Alive

When I was young, I used to lie in bed at night, thinking “I’m alive. I’m alive. I’m alive.” I would repeat it, not to prove myself anything of the contrary; it was more of a behaviour better suited for grounding myself in the current time and place. This mantra of sorts, “I’m alive”, meant nothing at first, but as I continued to repeat it, each internal utterance was a little earthquake, the shocks of which jolted me back into a reality. Most days – most moments – I found myself not necessarily living my life, but instead watching it unfold as a movie does, each scene with me as the main character yet well enough removed that I could go through this life, almost numb, portraying the understudy who watches instead of acts. This little routine – private, isolated, personal – reminded me to breathe, to live, to act, to make things happen instead of watching them happen. That this was reality – that this was MY life and MY reality – and unlike the very vivid dreams I was having, I couldn’t wake up and find myself anywhere but here. It was simply the subtle reminder to wake up when I wasn’t ever sleeping.

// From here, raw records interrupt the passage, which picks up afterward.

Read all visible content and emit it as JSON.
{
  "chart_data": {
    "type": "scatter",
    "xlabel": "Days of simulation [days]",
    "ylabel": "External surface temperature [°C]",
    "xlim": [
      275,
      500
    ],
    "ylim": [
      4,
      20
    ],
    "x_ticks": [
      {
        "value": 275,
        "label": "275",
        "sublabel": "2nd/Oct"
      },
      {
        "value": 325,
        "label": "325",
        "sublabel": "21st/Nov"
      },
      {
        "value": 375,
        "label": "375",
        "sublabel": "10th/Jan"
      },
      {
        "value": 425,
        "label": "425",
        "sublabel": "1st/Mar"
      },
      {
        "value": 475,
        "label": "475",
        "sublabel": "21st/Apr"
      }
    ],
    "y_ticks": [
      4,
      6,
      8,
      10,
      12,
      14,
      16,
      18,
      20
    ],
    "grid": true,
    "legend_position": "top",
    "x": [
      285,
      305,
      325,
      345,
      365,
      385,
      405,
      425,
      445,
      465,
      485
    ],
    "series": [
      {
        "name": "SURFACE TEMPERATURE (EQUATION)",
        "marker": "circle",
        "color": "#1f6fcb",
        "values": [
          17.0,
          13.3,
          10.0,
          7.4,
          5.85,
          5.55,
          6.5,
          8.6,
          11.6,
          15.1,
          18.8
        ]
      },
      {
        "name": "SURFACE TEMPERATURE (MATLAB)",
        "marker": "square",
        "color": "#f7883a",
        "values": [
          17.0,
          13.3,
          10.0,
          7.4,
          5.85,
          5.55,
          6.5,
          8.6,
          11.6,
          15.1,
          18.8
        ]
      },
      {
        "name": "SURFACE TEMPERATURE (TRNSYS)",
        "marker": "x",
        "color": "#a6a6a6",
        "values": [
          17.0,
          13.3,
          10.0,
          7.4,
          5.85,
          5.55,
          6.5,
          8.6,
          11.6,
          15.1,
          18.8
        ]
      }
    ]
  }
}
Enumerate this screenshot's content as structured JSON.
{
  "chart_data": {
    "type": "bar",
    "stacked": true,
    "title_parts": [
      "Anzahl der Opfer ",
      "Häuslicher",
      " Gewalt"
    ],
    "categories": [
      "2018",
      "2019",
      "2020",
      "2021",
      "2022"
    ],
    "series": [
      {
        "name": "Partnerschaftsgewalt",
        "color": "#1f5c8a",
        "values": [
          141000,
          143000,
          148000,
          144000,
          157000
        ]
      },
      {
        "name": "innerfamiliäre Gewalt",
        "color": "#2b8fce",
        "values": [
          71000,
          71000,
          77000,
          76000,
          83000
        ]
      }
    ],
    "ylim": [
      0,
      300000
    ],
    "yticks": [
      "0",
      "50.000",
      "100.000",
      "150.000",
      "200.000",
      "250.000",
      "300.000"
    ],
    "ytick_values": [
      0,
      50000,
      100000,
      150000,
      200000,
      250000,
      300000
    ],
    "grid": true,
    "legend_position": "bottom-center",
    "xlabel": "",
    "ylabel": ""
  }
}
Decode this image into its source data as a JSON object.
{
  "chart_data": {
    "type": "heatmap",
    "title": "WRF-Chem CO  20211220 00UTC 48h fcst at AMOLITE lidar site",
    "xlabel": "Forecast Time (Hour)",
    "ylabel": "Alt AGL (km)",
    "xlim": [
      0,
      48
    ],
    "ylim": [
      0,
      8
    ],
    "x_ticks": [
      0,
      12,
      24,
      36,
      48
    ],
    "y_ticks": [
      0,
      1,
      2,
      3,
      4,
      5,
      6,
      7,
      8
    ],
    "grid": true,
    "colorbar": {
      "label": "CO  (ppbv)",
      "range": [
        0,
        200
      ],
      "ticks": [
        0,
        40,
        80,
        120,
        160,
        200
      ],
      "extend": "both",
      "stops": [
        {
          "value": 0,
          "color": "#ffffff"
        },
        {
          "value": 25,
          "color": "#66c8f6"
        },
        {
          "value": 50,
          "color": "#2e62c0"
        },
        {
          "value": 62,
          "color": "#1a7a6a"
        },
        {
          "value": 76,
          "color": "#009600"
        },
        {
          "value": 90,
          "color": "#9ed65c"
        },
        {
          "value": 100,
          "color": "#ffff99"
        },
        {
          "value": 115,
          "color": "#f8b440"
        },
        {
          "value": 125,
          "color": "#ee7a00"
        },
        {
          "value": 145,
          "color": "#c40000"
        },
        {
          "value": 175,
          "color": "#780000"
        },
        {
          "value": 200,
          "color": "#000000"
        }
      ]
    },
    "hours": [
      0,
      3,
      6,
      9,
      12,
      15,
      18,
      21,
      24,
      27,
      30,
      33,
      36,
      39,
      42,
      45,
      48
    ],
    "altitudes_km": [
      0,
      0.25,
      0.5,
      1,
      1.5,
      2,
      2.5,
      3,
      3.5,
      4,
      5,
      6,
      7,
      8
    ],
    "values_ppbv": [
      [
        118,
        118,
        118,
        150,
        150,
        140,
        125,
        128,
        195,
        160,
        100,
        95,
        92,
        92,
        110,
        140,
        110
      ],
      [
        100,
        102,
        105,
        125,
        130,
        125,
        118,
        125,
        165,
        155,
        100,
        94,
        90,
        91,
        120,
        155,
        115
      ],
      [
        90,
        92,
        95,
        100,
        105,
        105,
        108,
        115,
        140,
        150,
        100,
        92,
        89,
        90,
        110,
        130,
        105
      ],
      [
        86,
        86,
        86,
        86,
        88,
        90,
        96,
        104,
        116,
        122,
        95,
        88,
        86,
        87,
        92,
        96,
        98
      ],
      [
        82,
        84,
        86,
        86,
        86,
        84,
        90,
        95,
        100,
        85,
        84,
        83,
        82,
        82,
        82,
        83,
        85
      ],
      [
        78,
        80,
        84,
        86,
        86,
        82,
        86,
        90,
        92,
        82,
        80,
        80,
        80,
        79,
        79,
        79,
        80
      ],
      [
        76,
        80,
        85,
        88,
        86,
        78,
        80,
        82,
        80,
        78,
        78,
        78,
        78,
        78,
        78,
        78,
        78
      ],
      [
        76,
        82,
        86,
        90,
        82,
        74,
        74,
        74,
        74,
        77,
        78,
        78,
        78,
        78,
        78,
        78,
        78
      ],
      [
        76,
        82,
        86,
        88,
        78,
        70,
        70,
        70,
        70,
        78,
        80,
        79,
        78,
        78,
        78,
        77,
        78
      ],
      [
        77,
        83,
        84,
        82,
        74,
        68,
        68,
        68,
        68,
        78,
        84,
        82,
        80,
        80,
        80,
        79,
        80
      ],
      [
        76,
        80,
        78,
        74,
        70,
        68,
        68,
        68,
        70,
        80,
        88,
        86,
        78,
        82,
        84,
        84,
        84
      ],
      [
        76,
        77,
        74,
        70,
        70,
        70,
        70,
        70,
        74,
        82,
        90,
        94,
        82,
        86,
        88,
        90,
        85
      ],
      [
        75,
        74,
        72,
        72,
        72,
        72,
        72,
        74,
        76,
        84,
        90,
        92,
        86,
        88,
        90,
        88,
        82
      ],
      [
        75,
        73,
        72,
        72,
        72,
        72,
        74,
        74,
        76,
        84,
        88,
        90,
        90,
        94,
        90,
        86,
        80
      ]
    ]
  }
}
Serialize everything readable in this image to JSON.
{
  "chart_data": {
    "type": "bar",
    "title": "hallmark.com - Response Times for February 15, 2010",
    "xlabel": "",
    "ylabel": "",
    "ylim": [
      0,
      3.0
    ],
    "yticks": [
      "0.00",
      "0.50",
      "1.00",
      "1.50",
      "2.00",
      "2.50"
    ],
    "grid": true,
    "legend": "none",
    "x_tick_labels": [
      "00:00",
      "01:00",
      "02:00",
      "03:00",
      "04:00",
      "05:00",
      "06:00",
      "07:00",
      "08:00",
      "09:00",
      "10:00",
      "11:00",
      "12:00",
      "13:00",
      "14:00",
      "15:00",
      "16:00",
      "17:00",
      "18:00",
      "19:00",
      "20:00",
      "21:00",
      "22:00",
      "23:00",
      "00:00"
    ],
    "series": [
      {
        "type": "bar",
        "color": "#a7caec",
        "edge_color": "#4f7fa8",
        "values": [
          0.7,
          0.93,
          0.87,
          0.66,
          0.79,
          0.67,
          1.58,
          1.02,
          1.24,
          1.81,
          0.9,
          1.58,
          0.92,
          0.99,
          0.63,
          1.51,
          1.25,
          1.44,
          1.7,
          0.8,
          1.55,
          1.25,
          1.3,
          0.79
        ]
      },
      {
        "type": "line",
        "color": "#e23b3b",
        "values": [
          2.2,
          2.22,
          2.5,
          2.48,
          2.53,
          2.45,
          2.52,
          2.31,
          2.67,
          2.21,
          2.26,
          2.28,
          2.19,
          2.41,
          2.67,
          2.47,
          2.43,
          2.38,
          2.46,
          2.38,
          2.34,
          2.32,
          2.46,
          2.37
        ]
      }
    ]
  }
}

Every now and again I remember this, and repeat the habit. “I’m alive” when I’m staring at the computer. “I’m alive” when I sit at the bar, waiting a perpetually late friend. “I’m alive” as I start to fall asleep, “I’m alive” when I’m sitting in traffic, “I”m alive” in my delight and my regret, “I’m alive” when I wake up to you.

How easy it still is to go about my days in a sort of dreamworld, going through the motions, watching my life unfold with each little piece, each isolated scene all tied together with the mundane thread of ‘stuff’ that binds our meager existance. I’m moving on autopilot: 
Wake up. 
Brush teeth. 
Shower. 
Walk the dog. 
Go to work. 
Clean the house. 
Eat dinner. 
Read. 
Write. 
Watch. 
Brush teeth. 
Sleep. 
Repeat.

There’s nothing wrong with habits, with routine – each culture, each person has their own. They’re the stuff that life is made of, only they’re the stuff that it it isn’t. They’re the things that get in the way, that prevent us from acting and doing and being.

So every now and again, amidst the shuffle of another day nearly done, at the beginning or the middle or the end of the routine I try to evoke a little earthquake to remind me of my participation in this daily cinema that I call my life, to usher me up from the stand-in role to the star, knowing my time and my place on the stage is determined solely by myself.